Liderinden yönetimine, adayından partilisine kadar siyasilerimiz hala “tü kaka” siyaseti ile başarıya ulaşmaya çalışıyorlar. Liderler birbirilerine hakaret ederken, vekiller mecliste kavga gösterisi yapıyorlar. Partililer de liderlerinin ağzına bakıp; hakaret, kavga siyasetini sosyal medya ortamlarında sürdürüyorlar.
Siyasetten bu yüzden her geçen gün uzaklaşan seçmenin istediği “vakur siyaset ve siyasetçi” duruşunu, hala dikkate alan yok. Milletimiz artık siyasette kavga değil uzlaşma istiyor. Kavga siyasetinin yerini, ülkenin sosyo-ekonomik geleceğine ışık tutacak projeler istiyor.
Hakaret, kavga siyaseti milletimizi öyle bir hale getirdi ki; seçmen sandığa kerhen gidiyor.
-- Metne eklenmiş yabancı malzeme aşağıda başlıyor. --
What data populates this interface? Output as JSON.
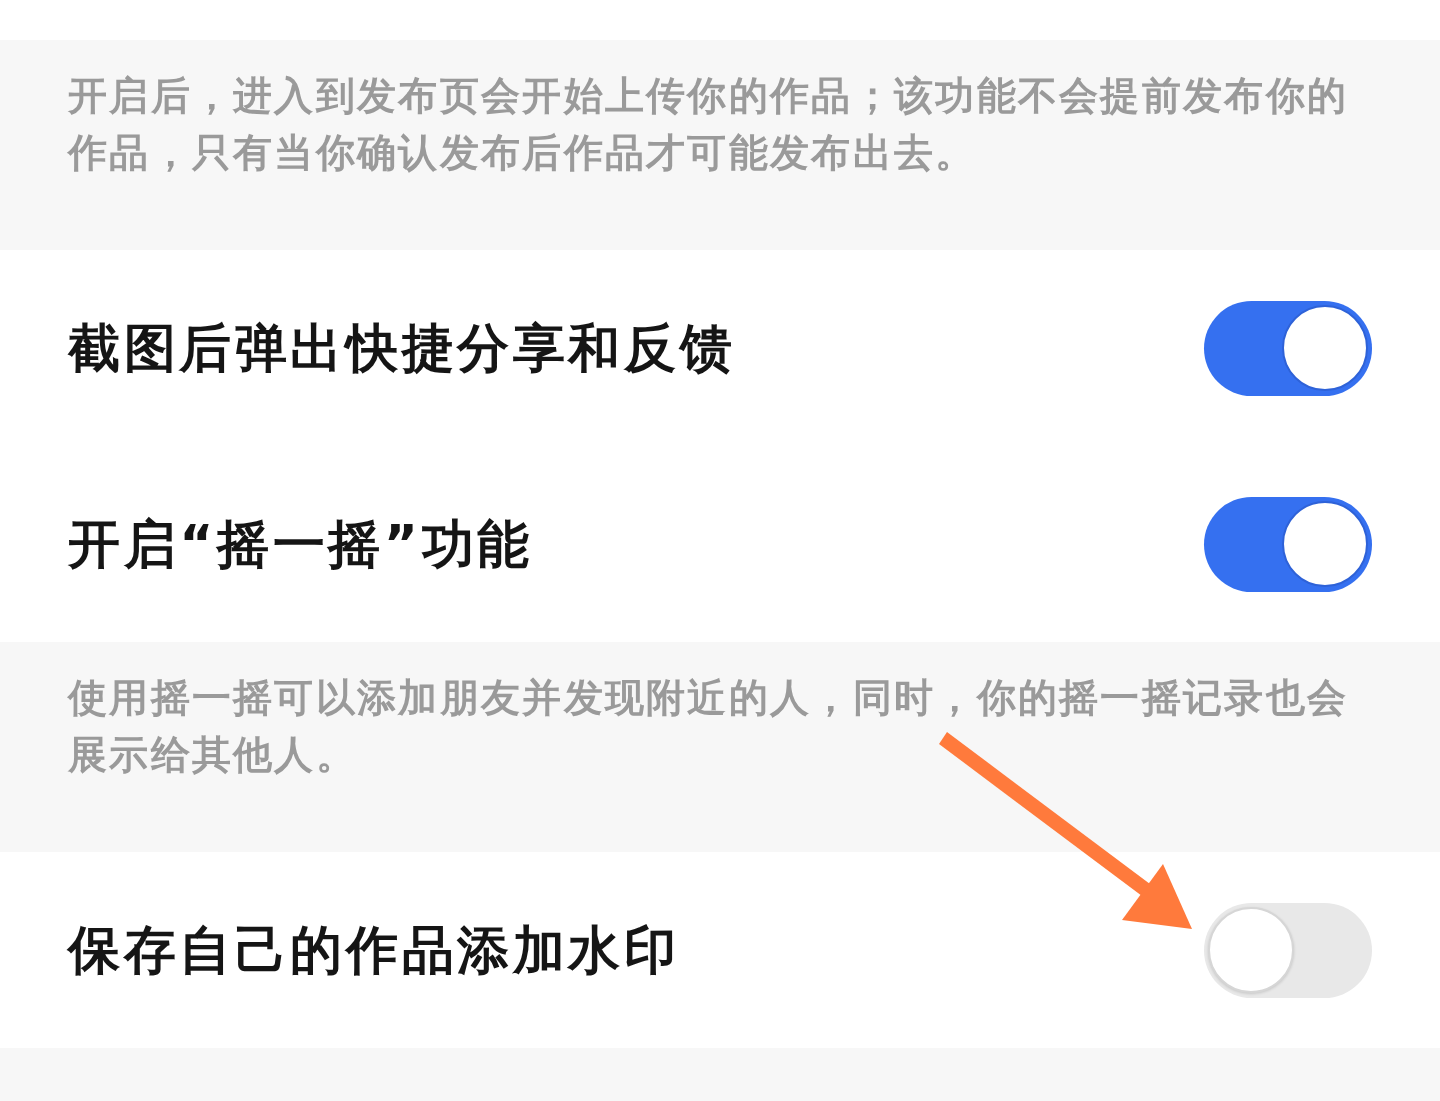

Oy verirken, iyiye değil, kötünün iyisi olduğuna kanaat getirdiği adaylara oy veriyor. Bu süreç devam ederse milletimiz artık sandığa gitmekten nefret eder hale gelecek.
Önümüzde, ülkemizin yerel yönetimlerini belirleyecek bir yerel seçim var. Seçime giderken yığınla manevralar, girizgahlar birbirini kovalıyor. Adayların belirlenme sürecini yaşadığımız süreçte, özellikle Türkiye nüfusunun en yoğun yaşadığı megapol illerimizde siyasi partilerin liderleri başta olmak üzere genel merkez yönetimleri dahi hangi ismi aday göstereceklerine karar veremiyor.
Siyasi parti ittifakları, handikap ittifakına dönüşmüş durumda. Seçmenin kafası olabildiğince karıştırılıyor. İttifak partileri arasında “o yer senin, o yer benim” çıkmazı seçmene tüm ağırlığı ile hissettirilirken, ittifaklar arası hınca hınç kavga da giderek artan hiddette ve şiddette; gerek mecliste gerek medyada tüm hızıyla devam ediyor. Bu siyasetin adı, olsa olsa “Çıkmaz Siyaset” olur. Böyle bir siyaset anlayışından başka da bir şey olmaz.
Şimdi seçmen, tribüne geçmiş, siyaset arenasındaki bütün bu gelişmeleri esefle izliyor. İzlerken endişeleniyor. Endişelenirken derin derin düşünüyor. “Şimdi ben bunlardan hangisine oy vereyim?” diyor. Al birini vur öbürüne…
Fakat bana öyle geliyor ki; seçmen 31 Mart’ta sandıkta, çok sert ve bir o kadar da net bir cevap verecek. Sadece bir partiye oy vermeyecek. Özellikle büyük şehirlerde, Büyükşehir’de farklı, merkez ve diğer ilçelerde farklı partilerin başkan adaylarına oy verecek. Büyükşehir ve ilçe belediye meclislerinde de aynı tavrı koyacak. Bir seçmen sandığa gidip önüne gelen başkanlar ve meclis üyeleri aday pusulalarının her birinde farklı partilerin adaylarına oy kullanırsa şaşırmayın.
Seçmen, önümüzdeki yerel seçimde denge siyasetini güdecek. “Madem kavga ediyorsunuz alın size” deyip aynı belediyenin başkanını A partiden seçip, meclis üyelerini de farklı partilerin adaylarından oluşturabilir.
Böyle bir tavır, yerel yönetimin tek bir partinin hegemonyasına girmesi yerine, yerel yönetimin partiler arası bölüşümünü sağlayacak. Her fırsatta kavga gösterisine giren siyasete, belediyeleri kavga ettiği karşıt siyasetçilerle birlikte yönetme mecburiyetine götürecek.
Kelamın özü; seçmen siyasetçiye, “Sizin kavga siyasetinizi istemiyoruz, kavga gösterilerinizi de yemiyoruz” mesajını çok sert ve net verecek.
Selam ve dua ile… Allah’a emanet olun.